What I’m reading now: Romance! Vicki Essex’s Back to the Good Fortune Diner for the book club thingy and Courtney Milan’s The Duchess War (which I’m loving and would have finished already if The Rook hadn’t been due at the library today).
Up Next: I accidentally jump-started my “read more literary fiction” resolution by not managing my library requests well and getting about 7 books at once (I need to start using the wishlist function). I had to make a reading schedule. I know I can always return them unread and request them again, but my deadline guilt kicks in. A lot of these I found on various year-end “best” lists.
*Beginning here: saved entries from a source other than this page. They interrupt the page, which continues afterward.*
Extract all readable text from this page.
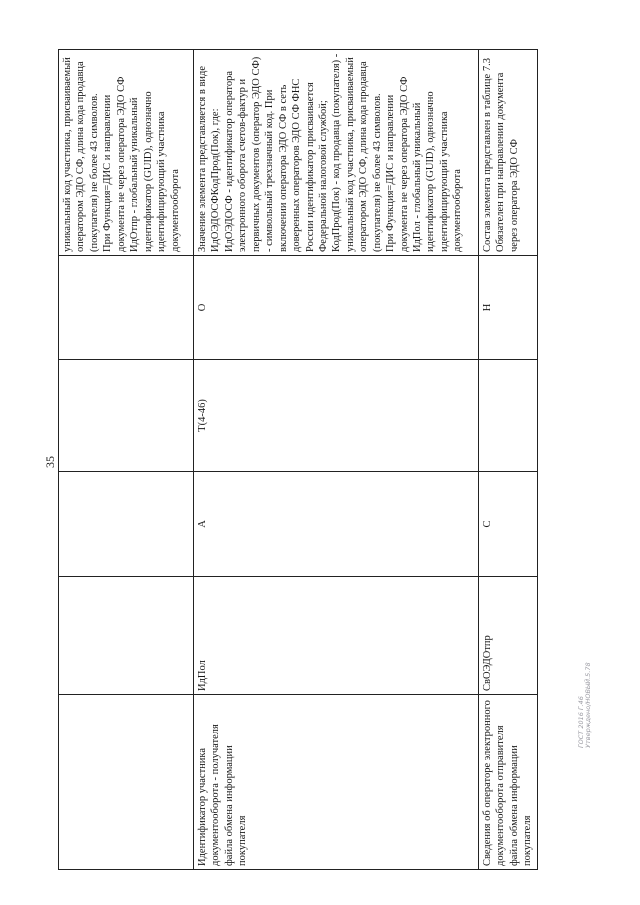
35

					уникальный код участника, присваиваемый оператором ЭДО СФ, длина кода продавца (покупателя) не более 43 символов.
При Функция=ДИС и направлении документа не через оператора ЭДО СФ ИдОтпр - глобальный уникальный идентификатор (GUID), однозначно идентифицирующий участника документооборота

Идентификатор участника документооборота - получателя файла обмена информации покупателя	ИдПол	А	T(4-46)	О	Значение элемента представляется в виде ИдОЭДОСФКодПрод(Пок), где:
ИдОЭДОСФ - идентификатор оператора электронного оборота счетов-фактур и первичных документов (оператор ЭДО СФ) - символьный трехзначный код. При включении оператора ЭДО СФ в сеть доверенных операторов ЭДО СФ ФНС России идентификатор присваивается Федеральной налоговой службой;
КодПрод(Пок) - код продавца (покупателя) - уникальный код участника, присваиваемый оператором ЭДО СФ, длина кода продавца (покупателя) не более 43 символов.
При Функция=ДИС и направлении документа не через оператора ЭДО СФ ИдПол - глобальный уникальный идентификатор (GUID), однозначно идентифицирующий участника документооборота

Сведения об операторе электронного документооборота отправителя файла обмена информации покупателя	СвОЭДОтпр	С		Н	Состав элемента представлен в таблице 7.3
Обязателен при направлении документа через оператора ЭДО СФ
ГОСТ 2016 Г.46 Утверждено/НОВЫЙ.5.78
Up next week, Liza Klaussmann’s Tigers in Red Weather, which I had vaguely heard of but basically plucked off the library shelf because of the cover. And Glaciers by Alexis Smith, because it sounded appealing, but also because it’s the sort of book usually classified as “for women” and it made a guy’s “best of” list at Book Riot, which intrigued me–and which is where I heard about it. Since I’m now missing romance, I’ll probably work one in somewhere too. Not sure what yet.
On audio, I think Kristin Cashore’s Graceling (I read it a few years ago, but want to re-read before I go on in the series). And I will get Jayne Ann Krentz’s Dream Eyes when it comes out Tuesday, because her books on audio are my crack.